Good god don't send her a Mother's Day card thanking her for sharing the children! Those children only exist because of her daughter, she's been there their whole lives, whereas you came later and could leave at any time and they'd never see you again.
She's the one that will be able to tell the funny stories of their mother's childhood, show them photos of their mother as a child, keep that family connection going.
The poor woman is grieving her daughter and sees you in her daughter's place, of course it's awkward. Perhaps she's worried you and her father might try to sideline her.
If she pays school fees she has every right to attend parents' evenings, it's the least you can do to graciously accept her being there.
Remember you're not their parent, but she's their blood grandparent and a link to their mother. Over time hopefully you can show her that you're up to the job, but you can't force it, let it happen gradually by showing humility and that you aren't trying to replace her daughter.
You say her daughter died several years ago, that sounds like it's not that long.

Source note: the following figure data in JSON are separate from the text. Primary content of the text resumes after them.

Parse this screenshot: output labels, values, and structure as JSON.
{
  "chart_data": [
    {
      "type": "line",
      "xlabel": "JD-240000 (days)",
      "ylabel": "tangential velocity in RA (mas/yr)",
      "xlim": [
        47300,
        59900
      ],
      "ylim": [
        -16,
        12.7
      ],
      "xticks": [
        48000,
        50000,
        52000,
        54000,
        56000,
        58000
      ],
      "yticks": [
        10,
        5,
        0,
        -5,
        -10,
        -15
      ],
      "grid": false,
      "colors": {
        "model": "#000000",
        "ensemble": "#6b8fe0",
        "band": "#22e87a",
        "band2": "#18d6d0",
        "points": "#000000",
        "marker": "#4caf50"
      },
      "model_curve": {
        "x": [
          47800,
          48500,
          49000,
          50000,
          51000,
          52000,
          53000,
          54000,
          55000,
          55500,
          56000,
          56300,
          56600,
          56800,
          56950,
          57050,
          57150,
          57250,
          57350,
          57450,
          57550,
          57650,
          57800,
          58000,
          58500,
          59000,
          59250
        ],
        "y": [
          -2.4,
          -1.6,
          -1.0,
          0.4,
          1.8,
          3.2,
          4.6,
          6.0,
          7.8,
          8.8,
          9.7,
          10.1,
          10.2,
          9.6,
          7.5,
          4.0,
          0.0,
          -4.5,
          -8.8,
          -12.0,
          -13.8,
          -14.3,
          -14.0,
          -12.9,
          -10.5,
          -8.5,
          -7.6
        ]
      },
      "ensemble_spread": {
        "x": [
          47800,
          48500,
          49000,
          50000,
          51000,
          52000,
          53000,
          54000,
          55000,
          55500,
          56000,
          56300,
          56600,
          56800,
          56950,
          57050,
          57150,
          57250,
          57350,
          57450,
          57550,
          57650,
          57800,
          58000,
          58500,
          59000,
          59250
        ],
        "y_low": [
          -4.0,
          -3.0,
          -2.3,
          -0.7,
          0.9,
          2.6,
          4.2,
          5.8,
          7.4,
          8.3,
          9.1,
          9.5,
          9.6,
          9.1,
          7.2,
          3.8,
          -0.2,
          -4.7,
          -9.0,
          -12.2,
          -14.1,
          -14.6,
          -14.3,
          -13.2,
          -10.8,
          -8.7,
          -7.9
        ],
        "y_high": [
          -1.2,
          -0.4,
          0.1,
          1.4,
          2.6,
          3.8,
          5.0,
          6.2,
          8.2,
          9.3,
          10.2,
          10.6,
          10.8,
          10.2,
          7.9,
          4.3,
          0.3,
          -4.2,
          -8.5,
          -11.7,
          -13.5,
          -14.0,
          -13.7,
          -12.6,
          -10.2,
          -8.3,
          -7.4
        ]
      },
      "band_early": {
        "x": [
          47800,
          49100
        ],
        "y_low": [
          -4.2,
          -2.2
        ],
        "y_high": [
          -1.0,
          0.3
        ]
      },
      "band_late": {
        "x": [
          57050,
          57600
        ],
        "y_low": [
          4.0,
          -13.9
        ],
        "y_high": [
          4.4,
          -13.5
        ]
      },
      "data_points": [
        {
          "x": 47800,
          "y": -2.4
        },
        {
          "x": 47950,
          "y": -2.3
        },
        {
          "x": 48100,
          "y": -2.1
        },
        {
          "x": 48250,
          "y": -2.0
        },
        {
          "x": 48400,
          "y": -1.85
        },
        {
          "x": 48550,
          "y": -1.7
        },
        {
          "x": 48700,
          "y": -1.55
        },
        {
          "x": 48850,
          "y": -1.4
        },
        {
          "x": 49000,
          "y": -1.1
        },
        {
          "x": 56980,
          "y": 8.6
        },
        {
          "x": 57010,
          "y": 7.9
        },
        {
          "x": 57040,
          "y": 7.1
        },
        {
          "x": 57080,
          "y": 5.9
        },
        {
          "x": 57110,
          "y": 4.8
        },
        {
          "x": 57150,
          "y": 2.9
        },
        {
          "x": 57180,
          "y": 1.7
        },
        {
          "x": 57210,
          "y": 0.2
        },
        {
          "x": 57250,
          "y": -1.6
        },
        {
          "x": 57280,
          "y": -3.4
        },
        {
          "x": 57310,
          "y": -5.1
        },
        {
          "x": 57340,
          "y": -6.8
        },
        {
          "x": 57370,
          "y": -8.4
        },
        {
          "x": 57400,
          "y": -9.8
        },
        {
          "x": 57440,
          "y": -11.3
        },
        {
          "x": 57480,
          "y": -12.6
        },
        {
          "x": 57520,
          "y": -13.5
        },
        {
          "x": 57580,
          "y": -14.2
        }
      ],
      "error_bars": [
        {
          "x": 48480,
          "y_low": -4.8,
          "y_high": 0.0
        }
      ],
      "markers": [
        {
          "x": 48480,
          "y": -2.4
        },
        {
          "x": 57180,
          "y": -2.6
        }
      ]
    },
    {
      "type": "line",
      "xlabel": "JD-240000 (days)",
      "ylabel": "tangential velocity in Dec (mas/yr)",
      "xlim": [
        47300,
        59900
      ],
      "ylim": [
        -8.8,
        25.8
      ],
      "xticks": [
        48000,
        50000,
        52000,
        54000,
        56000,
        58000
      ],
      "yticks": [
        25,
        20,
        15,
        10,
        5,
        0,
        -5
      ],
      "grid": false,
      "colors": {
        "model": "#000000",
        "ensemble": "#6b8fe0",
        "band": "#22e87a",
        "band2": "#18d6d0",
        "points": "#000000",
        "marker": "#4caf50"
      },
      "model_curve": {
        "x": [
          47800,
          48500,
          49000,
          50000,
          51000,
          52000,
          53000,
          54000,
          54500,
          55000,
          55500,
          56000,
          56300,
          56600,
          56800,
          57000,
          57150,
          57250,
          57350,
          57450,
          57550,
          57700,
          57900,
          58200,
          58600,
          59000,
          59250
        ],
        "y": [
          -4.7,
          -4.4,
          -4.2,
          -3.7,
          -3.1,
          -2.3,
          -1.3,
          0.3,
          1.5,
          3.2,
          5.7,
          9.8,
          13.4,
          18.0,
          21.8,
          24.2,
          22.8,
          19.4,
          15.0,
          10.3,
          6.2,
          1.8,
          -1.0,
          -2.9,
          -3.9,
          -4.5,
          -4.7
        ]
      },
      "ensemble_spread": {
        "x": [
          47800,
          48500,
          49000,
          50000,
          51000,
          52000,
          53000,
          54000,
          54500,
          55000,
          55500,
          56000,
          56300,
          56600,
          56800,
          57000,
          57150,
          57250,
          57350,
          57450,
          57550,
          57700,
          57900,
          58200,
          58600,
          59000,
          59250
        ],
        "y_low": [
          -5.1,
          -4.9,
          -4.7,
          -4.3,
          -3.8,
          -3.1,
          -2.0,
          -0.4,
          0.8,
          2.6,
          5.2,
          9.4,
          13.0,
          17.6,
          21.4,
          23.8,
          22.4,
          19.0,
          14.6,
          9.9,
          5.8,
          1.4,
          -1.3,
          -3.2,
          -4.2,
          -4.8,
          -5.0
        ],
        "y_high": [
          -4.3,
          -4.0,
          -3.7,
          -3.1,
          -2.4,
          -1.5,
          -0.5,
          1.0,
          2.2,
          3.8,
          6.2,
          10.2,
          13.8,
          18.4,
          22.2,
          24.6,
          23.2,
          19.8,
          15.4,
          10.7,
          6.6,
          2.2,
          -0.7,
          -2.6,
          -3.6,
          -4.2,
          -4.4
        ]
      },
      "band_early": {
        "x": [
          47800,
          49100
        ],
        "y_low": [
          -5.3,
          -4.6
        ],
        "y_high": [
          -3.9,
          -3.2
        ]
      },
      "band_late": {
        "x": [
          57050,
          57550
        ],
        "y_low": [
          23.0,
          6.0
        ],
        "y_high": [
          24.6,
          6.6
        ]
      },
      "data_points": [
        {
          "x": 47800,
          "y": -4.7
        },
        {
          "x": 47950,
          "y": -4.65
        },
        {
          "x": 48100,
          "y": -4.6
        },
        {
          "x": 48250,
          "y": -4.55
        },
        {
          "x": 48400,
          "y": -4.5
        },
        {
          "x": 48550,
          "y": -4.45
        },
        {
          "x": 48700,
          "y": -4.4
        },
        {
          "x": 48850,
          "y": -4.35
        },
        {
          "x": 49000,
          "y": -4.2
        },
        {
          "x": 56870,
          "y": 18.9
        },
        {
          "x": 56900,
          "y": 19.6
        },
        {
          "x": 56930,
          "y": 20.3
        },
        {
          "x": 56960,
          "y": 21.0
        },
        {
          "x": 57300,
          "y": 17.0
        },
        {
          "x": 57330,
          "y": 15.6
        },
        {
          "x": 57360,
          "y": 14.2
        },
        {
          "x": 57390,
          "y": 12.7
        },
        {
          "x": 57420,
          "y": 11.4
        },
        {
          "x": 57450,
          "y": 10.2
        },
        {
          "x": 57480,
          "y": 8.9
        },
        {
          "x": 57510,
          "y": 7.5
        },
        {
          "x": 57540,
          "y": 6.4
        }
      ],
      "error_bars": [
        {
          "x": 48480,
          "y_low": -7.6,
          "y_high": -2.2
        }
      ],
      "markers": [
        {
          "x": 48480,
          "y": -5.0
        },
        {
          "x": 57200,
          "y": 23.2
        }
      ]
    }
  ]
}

How awful and hard it must be for her to see in that short time you've met and married her son in law, and now you seem to want to control the terms of her relationship with her family.
You deal with this by stepping back, being respectful and pleasant to her, do not suggest outings with her or anything that gives the impression you're trying to ingratiate yourself with her.
It's going to take her a long time, if she ever does, to accept you doing all the things her daughter should be doing. Imagine her pain, if you can. You got a shiny new husband and stepchildren, she's got the grief of losing her child, something which no parent ever expects to do. She probably also has negative feelings towards her son in law too, for moving on quickly. Have some sympathy for her and don't try to force or change anything.